You can keep breaking each and every one of these steps of your plan into smaller steps.   The cool thing about that is that you can cross of the ones you get done.

However, you do need to put deadlines on each of the steps you want to take or you will never get it done.

Get into the planning habit.   Know the steps you are going to take to help you achieve the goals you wrote.

 

The Taking Action Habit

Deadlines aren’t bad. They help you organize your time. They help you set priorities. They make you get going when you might not feel like it. – Harvey Mackay

You have a goals, you have a plan, now you have to execute it.

Too often, the plan sits on the corner of the desk, or gets buried in the files on your computer.   Instead, you need to start scheduling or planning when you are going to do the steps necessary to achieve your goal.

Rainmakers take action on a consistent and constant basis.  They understand that they need to keep rainmaking, all of the time, in order to avoid the feast and famine stages of their business.

Action breeds action.  You will be able to build this into a habit if you work the plan you developed with the goals you want to achieve.

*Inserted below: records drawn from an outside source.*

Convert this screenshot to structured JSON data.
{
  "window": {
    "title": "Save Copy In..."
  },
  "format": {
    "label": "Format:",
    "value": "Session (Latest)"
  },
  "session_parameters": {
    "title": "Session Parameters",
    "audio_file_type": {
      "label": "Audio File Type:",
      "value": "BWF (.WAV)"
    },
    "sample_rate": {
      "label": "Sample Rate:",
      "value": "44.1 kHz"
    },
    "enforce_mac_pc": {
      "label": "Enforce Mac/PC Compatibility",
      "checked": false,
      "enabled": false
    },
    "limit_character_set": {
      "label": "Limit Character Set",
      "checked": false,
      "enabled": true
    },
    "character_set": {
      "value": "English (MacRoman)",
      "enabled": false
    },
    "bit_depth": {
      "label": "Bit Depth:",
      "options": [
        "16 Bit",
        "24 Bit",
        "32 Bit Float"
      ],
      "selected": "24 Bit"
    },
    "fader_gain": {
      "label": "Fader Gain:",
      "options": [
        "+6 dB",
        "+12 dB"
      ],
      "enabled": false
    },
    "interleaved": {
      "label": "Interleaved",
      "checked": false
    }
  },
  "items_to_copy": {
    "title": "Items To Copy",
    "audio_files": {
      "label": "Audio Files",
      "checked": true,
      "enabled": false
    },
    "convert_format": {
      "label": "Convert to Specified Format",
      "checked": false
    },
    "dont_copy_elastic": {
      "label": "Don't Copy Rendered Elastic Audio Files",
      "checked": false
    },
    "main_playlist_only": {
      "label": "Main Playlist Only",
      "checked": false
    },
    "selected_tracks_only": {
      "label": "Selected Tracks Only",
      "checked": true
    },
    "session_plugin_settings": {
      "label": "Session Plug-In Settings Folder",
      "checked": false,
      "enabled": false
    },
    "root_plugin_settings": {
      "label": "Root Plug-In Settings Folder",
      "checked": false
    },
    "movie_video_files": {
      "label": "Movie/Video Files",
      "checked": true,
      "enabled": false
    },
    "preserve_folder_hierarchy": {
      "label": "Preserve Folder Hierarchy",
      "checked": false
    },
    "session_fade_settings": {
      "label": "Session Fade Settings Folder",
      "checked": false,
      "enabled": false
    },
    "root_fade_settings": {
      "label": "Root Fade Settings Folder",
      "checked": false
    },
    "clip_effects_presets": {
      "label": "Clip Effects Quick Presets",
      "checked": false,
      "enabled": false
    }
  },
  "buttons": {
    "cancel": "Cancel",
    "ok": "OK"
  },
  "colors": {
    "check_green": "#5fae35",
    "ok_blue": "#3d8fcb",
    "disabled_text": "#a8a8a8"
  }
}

And if all of the above isn’t enough to convince you to develop these three habits, here is a scientific reason to have goals, write plans to achieve them, and take action on them, from What They Don’t Teach You in the Harvard Business School, by Mark McCormack:

In 1979, interviewers asked new graduates from the Harvard’s MBA Program about their goal setting and planning habits and found that:

  • 84% had no specific goals at all
  • 13% had goals but they were not committed to paper
  • 3% had clear, written goals and plans to accomplish them

In 1989, the interviewers again interviewed the graduates of that class.  And the results were astounding:

  • The 13% of the class who had goals were earning, on average, twice as much as the 84 percent who had no goals at all.
  • Incredibly– the three percent who had clear, written goals were earning, on average, ten times as much as the other 97 percent put together.